Windows and Doors

Hanukkah 2009 begins Friday December 11 at sundown. What does Hanukkah, also spelled Chanukah, mean? What is the holiday all about? How can we have fun celebrating it? What’s a Menorah and how is it properly lit? What are latkes and where can a good recipe for this traditional Chanukah food be found? The answers to these questions are all right here!
1. What does Chanukah mean? The word Chanukah means dedication. It refers to the re-dedication and re-opening, in the year 164 Before the Common Era, of the Temple that stood in Jerusalem until the year 70 of the Common Era. Temple worship had been interrupted by a war between local Jews and colonial forces from the Seleucid empire to the north and east.
2. This Chanukah, liberate yourself spiritually. Whether you are Jewish or not, take a moment to consider those things to which you are dedicated. To what might you re-dedicate yourself with renewed commitment? To whom can you turn for support in doing so? As you do this, you will be following in the footsteps of Judah Maccabbee and the other ancient Chanukah heroes who asked those very questions, and found spiritual liberation when they answered them.
3. What is Chanukah all about? There are many versions of the story, they all involve miracles, and they all suggest that miracles are closer than we often imagine. The Talmud teaches, the miracle was that a small jar of oil used to light the Temple’s menorah (candelabrum) lasted eight days instead of only one. What resource, skill or passion lies within you, like the oil in the jar, just waiting to be released? Try letting it out and don’t be surprised if miracles happen!
4. How is the Menorah, or Chanukiah, lit?

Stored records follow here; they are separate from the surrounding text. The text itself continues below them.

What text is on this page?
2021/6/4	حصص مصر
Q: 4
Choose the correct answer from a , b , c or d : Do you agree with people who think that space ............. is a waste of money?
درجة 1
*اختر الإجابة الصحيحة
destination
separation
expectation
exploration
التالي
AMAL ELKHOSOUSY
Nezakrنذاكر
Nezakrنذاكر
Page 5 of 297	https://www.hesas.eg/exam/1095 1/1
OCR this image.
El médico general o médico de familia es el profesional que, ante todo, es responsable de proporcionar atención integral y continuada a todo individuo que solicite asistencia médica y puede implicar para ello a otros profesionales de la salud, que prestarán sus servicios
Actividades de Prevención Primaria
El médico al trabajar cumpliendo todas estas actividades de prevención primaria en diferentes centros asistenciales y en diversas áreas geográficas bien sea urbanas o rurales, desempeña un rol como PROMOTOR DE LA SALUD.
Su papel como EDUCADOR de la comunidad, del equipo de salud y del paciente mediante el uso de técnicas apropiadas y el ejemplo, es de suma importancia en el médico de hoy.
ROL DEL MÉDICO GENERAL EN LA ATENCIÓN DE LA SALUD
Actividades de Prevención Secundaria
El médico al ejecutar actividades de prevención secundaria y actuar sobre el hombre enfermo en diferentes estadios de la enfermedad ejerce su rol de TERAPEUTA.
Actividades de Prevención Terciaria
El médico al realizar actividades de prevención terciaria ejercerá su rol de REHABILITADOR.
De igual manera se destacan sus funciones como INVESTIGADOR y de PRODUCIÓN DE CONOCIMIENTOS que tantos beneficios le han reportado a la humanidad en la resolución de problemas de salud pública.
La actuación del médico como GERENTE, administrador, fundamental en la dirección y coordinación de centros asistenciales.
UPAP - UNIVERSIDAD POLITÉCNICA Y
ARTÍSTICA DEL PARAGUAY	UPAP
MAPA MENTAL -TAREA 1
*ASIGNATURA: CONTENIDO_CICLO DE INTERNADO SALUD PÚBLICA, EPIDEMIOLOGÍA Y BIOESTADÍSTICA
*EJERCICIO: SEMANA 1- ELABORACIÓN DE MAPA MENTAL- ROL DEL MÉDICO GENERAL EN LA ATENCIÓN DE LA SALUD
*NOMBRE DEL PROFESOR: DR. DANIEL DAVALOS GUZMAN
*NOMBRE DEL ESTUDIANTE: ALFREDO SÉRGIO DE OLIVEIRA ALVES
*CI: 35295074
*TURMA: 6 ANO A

Each night, in every home, on each of the eight nights of the holiday, at least one menorah is lit. Starting with a single light plus one used for kindling it, and adding one more on each succeeding night, the nine-branched candlestick is lit at sunset. Candles are added from right to left, like Hebrew is read, but we light from left to right – celebrating the new miracle of continued light on each successive night. The blessings that are recited include praising the One who provides the opportunity to light the lights, and praising the One who not only made miracles “then”, but makes them now.
5. Seeing the miracles all around us is the surest way to find new and even greater miracles in our lives. What Miracles have you witnessed this year? They don’t have to be supernatural or even all that big to count, they simply have to give you that sense that something unexpectedly wonderful happened. Share the stories of those miracles you have seen and I promise that more will come into your life.
6. Break out the gifts and let the games begin! Chanukah gift giving is a beautiful tradition practiced for many centuries at least. They don’t need to be big, but it’s never bad to share something with someone you love. And playing dreidel, the spinning top game is also traditional. But whether it’s dreidel or scrabble, try getting down on the floor with those younger than yourself and playing a game – it’s a gift you can give yourself this Chanukah.
7. Fry, fry again. On Chanukah the classic dishes are all about the oil. Recalling the oil that burns in the Menorah, fried foods are traditional on Chanukah and none more so than latkes – potato pancakes. Grate a few Idaho potatoes, squeeze out as much liquid from them as you can, add a finely minced small onion, a beaten egg for each 2-3 potatoes, a few tablespoons of flour to same, and salt and pepper to taste. Heat a quarter inch of oil in a pan and when it’s almost smoking, add spoonfuls of the mixture to the oil. Don’t crowd the pan and don’t move the cakes until they are fully cooked on the bottom. Fry the other side, remove from the heat and top as you like. Applesauce or sour cream are good choices.
8. Share the joy. Whether in person, on the phone or on-line, let Chanukah be your “excuse” to reconnect with a friend or members of your family. The light and warmth of the holiday candles are something we all need, and we will actually have more of each when we share them with others. Perhaps that is the greatest Chanukah miracle off all – the awareness that like the oil in that ancient jar found in the Temple, the more joy is shared with others, the more there seems to be for us.